On 13 December 2019, The Court of Temuco acquitted Lonko Curamíl of all charges, allowing him to walk out a free man.
Mapuche ceremony in Liempi Colipi. We were allowed to photograph and film this sacred ceremony. One day later, on U.S. “Thanksgiving” Day (known now as the National Day of Mourning), Indigenous Mapuche in Liempi Colipi, occupying their stolen ancestral lands, were attacked by Carabiñeros who fired shotguns and tear gas, injuring several people at the blockade.
A People’s Uprising: Chile
In 1973, the US helped bring the notorious and bloody dictator Augusto Pinochet to Chile with the overthrow of the democratically elected president Salvador Allende. The violent regime ushered in a neoliberal experiment where all public services in the country were privatized and vast expanses of land were stolen from Mapuche people and others and handed to rich elites and large corporations.
In late October of 2019, a small increase in subway fares triggered a mass revolt of the Chilean and Mapuche People against the neoliberal system that never went away even when democracy was re-established in Chile.
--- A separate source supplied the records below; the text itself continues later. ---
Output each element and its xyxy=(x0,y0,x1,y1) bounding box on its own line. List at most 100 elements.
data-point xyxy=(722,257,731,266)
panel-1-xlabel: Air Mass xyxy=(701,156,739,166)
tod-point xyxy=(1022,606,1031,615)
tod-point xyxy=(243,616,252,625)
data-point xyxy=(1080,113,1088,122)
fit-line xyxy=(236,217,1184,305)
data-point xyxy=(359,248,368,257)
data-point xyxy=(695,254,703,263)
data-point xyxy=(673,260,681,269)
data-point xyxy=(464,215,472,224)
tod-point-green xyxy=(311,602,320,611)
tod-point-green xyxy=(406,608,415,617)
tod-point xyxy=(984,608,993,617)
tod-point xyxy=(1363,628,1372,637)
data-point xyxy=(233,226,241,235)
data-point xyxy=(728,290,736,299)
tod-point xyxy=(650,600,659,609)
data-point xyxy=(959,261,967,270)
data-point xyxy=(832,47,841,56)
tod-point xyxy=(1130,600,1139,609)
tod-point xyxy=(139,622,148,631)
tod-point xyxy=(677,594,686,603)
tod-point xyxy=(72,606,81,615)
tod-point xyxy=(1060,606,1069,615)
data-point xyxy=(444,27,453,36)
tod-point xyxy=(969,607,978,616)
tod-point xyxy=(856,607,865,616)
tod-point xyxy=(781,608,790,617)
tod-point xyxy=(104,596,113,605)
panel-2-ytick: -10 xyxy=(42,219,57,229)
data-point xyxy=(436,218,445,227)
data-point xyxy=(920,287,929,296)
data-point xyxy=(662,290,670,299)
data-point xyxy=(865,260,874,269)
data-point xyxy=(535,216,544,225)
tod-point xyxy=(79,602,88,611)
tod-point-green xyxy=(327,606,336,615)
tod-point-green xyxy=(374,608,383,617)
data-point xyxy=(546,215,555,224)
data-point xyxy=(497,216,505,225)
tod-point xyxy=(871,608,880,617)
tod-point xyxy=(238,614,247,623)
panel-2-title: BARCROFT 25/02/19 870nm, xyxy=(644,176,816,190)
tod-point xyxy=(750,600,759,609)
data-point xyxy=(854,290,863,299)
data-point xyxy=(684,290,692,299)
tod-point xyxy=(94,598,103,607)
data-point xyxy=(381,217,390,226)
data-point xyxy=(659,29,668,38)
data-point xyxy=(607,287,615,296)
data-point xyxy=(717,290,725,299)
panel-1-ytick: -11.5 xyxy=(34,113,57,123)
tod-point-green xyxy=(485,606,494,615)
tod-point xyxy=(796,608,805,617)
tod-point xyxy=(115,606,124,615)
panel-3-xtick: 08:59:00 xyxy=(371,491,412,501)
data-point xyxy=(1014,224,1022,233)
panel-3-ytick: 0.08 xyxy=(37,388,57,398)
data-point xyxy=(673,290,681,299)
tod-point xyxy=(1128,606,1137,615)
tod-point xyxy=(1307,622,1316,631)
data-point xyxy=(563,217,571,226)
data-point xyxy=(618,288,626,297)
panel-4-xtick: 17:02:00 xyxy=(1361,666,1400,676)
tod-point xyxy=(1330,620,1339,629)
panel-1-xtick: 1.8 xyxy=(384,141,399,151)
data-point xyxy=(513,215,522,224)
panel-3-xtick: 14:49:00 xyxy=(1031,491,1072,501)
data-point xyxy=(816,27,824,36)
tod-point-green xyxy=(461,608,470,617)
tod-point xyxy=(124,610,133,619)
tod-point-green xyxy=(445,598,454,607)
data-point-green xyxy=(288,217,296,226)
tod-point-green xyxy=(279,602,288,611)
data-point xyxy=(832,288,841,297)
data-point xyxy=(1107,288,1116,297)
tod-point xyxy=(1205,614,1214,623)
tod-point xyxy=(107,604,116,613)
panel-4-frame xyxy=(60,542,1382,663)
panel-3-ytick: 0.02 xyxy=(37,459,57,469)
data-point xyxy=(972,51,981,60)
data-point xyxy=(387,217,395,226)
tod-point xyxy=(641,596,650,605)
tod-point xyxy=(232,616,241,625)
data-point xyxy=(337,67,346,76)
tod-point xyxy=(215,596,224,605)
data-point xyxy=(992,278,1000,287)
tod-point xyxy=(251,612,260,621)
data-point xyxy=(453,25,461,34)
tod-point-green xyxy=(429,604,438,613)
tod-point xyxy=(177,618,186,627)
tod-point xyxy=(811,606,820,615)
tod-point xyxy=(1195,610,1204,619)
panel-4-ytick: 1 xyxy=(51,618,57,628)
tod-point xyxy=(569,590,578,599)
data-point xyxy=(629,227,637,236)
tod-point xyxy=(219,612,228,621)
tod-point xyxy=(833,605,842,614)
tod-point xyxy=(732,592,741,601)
The neoliberal economic model has kept many living on the edge, and has driven many Mapuche communities into desperate poverty. But the mass uprising does not seek reform of this unjust system. While the target for now is to replace the Constitution left over from Pinochet, that is only the beginning, the first step toward a new future for the peoples of Chile.
I was there with a team to document the uprising for 3 weeks in late November and early December 2019. A statement frequently heard during our stay in Chile was, “This is where neoliberalism was born and this is where it will die.”
During the uprising, thousands of people were detained, with more than thirty killed. More than 400 people suffered serious injuries to their eyes, due to Carabiñeros (Chilean National Police) firing shotguns filled with rubber coated metal pellets into protester faces. I witnessed many cases of the Carabiñeros using excessive violence. Besides the targeting of eyes, there were sexual attacks on women prisoners, and excessive use of teargas and water cannons spiked with a caustic substance targeting especially street medics helping the injured. On one of my last days there, Human Rights Day, I watched police water cannons target the Red Cross tent in Plaza de la Dignidad.
In the streets around the Plaza was mixture of tear gas and marijuana smoke. Defiance was seen everywhere. Streets were clogged with masked protesters. In green spaces people rested, played music, sang and danced. On Friday afternoons, thousands of protesters walked or marched to the Plaza de la Dignidad in the center of Santiago. The gatherings often progressed into what felt like a fiesta accompanied by street fighting on the side–where militancy, music and art met and complemented each other.
The uprising was not about electing a new president or political party. It was about diving deep into the economic and political roots of the economic, social and ecological crises in Chile, challenging and denouncing false solutions, and joining together across barriers to make real systemic change. While the mass-protests have ended, the movement is just getting started. Despite the COVID quarantines, it continues its work to create a people’s way forward that encompasses the rights of Indigenous Peoples, an end to free-market ravaging of the environment and a just economic and political pathway forward.